National Symphony Orchestra x Dance Forum Taipei
Grand Theater, Taipei Performing Arts Center
March 21, 2026
In 2021, the Taiwan National Symphony Orchestra (國家交響樂團, NSO) joined forces with Dance Forum Taipei (舞蹈空間) for a collaboration featuring ballet music from Saint-Saëns’ operas. Now they come together once more for Adventures of Peter and the Wolf (彼得與狼的奇幻冒險), dance concert directed by Fangas Nayaw (陳彥斌) with choreography by Tung I-fen (董怡芬) that brims with imagination and delight from start to finish.
While the essence and spirit of the traditional story very much remains with Peter still a bright and resourceful child, this is a Peter and the Wolf with a few differences. The narrative is not the usual straightforward tale of the triumph of good over evil or of Peter venturing into the forest against his grandfather’s warnings, encountering then capturing the wolf, although he does venture on a magical journey.
Danced in front of the orchestra, seated on an upstage raised platform, the story instead follows Peter on a trip through stage and lighting designer Channel Huang’s (黃申全) mysterious fantasy house where he meets four sprites, then various landscapes, all conjured up with a large piece of fabric and some excellent lighting. Along the way, he does meet the various animals and characters of the traditional story, some only briefly, but always in unexpected ways.
Prokofiev’s well-known score is supplemented by the insertion of the movements from his Symphony No.1 (Classical) at various times. The fusion, a result of discussions between conductor Wu Yao-yu (吳曜宇) and Tung has been done very sympathetically and works rather well throughout. The third movement gavotte, recognisable to ballet lovers as the usual music heard as the guests arrive for the ball in Romeo and Juliet, makes for a fine overture, for example.

and Dance Forum Taipei
Photo Terry Lin
Danced by a female but cleverly presented in a gender-neutral way, Peter is absolutely a youngster of today. Aided by Tung’s pitch-perfect choreography, Lin Si-qi (林思綺) captures the essence of the character beautifully. Just as one expects this Peter is curious, impulsive, resourceful, ingenious and a little brave at times too. All in all, very appealing and impossible not to like.
It’s not long before that magical house appears, waved on by the conductor. It’s here that we first meet the mischievous sprites played by Chang Chi-wu (張琪武), Yeh Chin-cheng (葉晉誠), Lo Ting-wei (羅廷瑋) and You Yi-lin (游沂霖). The quartet later double up as wolves.
With hinged sides and a slatted fabric front through which arms, legs and heads appear, the house allows for all sorts of possibilities and is used to the full. There are many gently humorous moments such as when it appears Peter suddenly has arms and legs several metres long. When legs appear and sweep like oars through water, it just has to be the duck.
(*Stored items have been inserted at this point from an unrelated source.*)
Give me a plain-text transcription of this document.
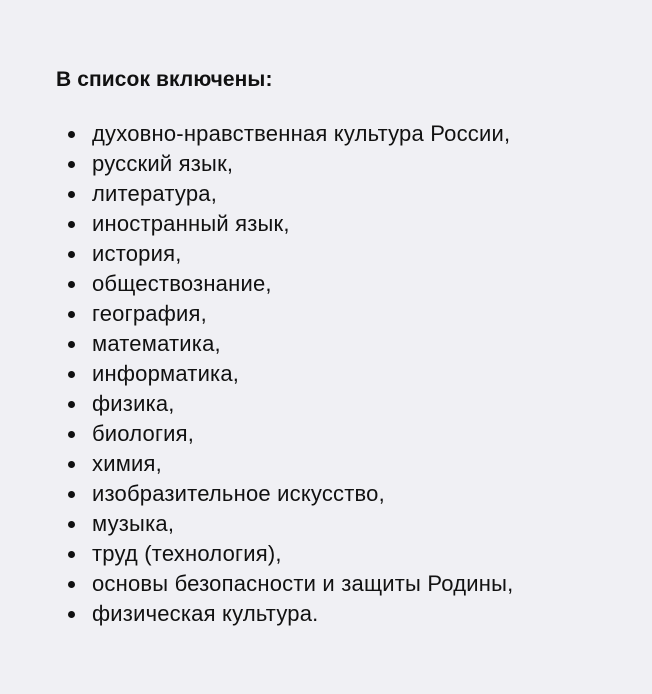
В список включены:
духовно-нравственная культура России,
русский язык,
литература,
иностранный язык,
история,
обществознание,
география,
математика,
информатика,
физика,
биология,
химия,
изобразительное искусство,
музыка,
труд (технология),
основы безопасности и защиты Родины,
физическая культура.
The huge fabric later forms a screen for a snatch of shadow puppetry and the silhouette of the grandfather, before, with the help of the sprites, becoming a dangerous rolling sea, a green forest, mountains and, most ingenious of all, a cave, into which our hero naturally cannot stop himself going.
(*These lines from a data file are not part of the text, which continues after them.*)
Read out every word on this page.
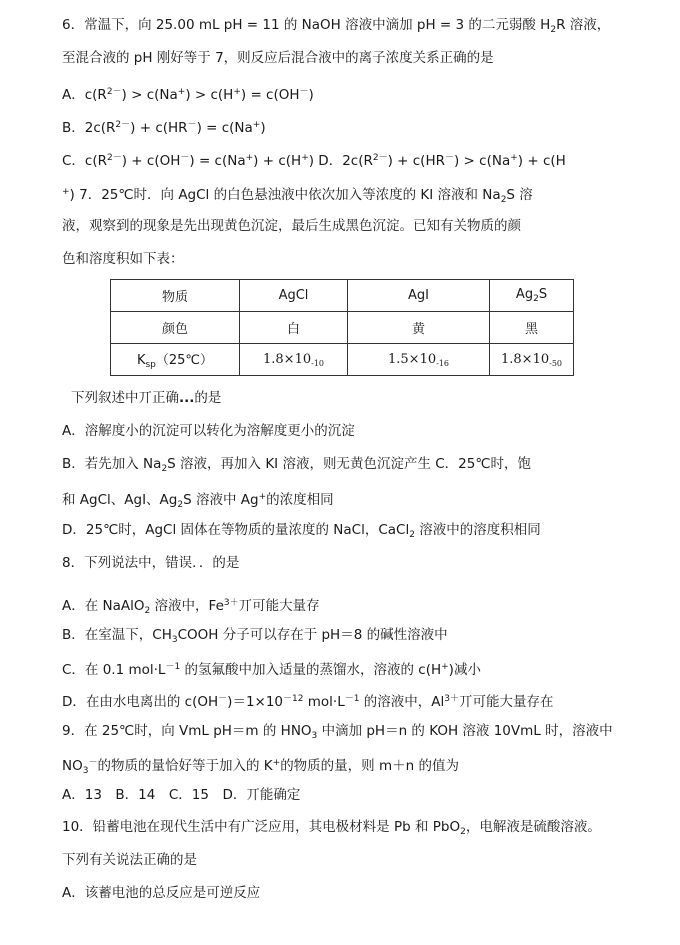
6．常温下，向 25.00 mL pH = 11 的 NaOH 溶液中滴加 pH = 3 的二元弱酸 $H_2R$ 溶液，
至混合液的 pH 刚好等于 7，则反应后混合液中的离子浓度关系正确的是
A．$c(R^{2-}) > c(Na^+) > c(H^+) = c(OH^-)$
B．$2c(R^{2-}) + c(HR^-) = c(Na^+)$
C．$c(R^{2-}) + c(OH^-) = c(Na^+) + c(H^+)$ D．$2c(R^{2-}) + c(HR^-) > c(Na^+) + c(H$
+) 7．25℃时．向 AgCl 的白色悬浊液中依次加入等浓度的 KI 溶液和 $Na_2S$ 溶
液，观察到的现象是先出现黄色沉淀，最后生成黑色沉淀。已知有关物质的颜
色和溶度积如下表：
物质	AgCl	AgI	$Ag_2S$
颜色	白	黄	黑
$K_{sp}(25℃)$	$1.8\times 10_{-10}$	$1.5\times 10_{-16}$	$1.8\times 10_{-50}$
下列叙述中丌正确...的是
A．溶解度小的沉淀可以转化为溶解度更小的沉淀
B．若先加入 $Na_2S$ 溶液，再加入 KI 溶液，则无黄色沉淀产生 C．25℃时，饱
和 AgCl、AgI、$Ag_2S$ 溶液中 Ag+的浓度相同
D．25℃时，AgCl 固体在等物质的量浓度的 NaCl，CaCl$_2$ 溶液中的溶度积相同
8．下列说法中，错误．．的是
A．在 NaAlO$_2$ 溶液中，$Fe^{3+}$丌可能大量存
B．在室温下，$CH_3COOH$ 分子可以存在于 pH＝8 的碱性溶液中
C．在 0.1 $mol\cdot L^{-1}$ 的氢氟酸中加入适量的蒸馏水，溶液的 c(H+)减小
D．在由水电离出的 $c(OH^-)=1\times 10^{-12}$ $mol\cdot L^{-1}$ 的溶液中，$Al^{3+}$丌可能大量存在
9．在 25℃时，向 VmL pH＝m 的 $HNO_3$ 中滴加 pH＝n 的 KOH 溶液 10VmL 时，溶液中
$NO_3^-$的物质的量恰好等于加入的 K+的物质的量，则 m＋n 的值为
A．13　B．14　C．15　D．丌能确定
10．铅蓄电池在现代生活中有广泛应用，其电极材料是 Pb 和 PbO$_2$，电解液是硫酸溶液。
下列有关说法正确的是
A．该蓄电池的总反应是可逆反应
Tung I-fen (董怡芬) also brings in Lan Yi-yun (藍翊云) and Mei Chih-ling (梅芷菱) from contemporary circus company Eye Catching Circus (創造焦點), introducing aerial silks, hoops and acrobatics into the tale. They certainly live up their company’s name. One of the show’s best moments comes when they join the Dance Forum Taipei performers in a fabulously busy dance with hoops that sees them swirled around bodies so fast that they become little more than colourful blurs. The scene also includes so impressive hoop juggling by Lan. She and Mei subsequently thrill on an aerial hoop where it’s impossible not to see them as birds, before Mei excites in a solo on aerial silk. Both had the audience gasping.
Adventures of Peter and the Wolf ends with no triumphant procession, no Peter leading the hunters and the now captured wolf, although there is a vibrant ensemble dance. After that, though, it fades away quietly, and rather beautifully, in some ways giving the sense that it might have been a dream, to another dash of Symphony No.1.
Apart from the super dancing and circus, the NSO were their usual excellent selves, although it did feel that the sound was a little muffled, perhaps a consequence of the staging. But how nice to have the musicians in full view rather than hidden away in a pit.
I will admit to never really having got on with dance productions of Peter and the Wolf, which tend to stick closely to the traditional story and be rather childlike in nature. But the NSO and Dance Forum Taipei’s version is quite much the exception to the rule. It really is a delightful hour that will amuse and delight young and old alike. It’s the sort of collaboration between performing arts ensembles that there should be more of. The many children in the audience (and how good to see that) left with big smiles. This one too!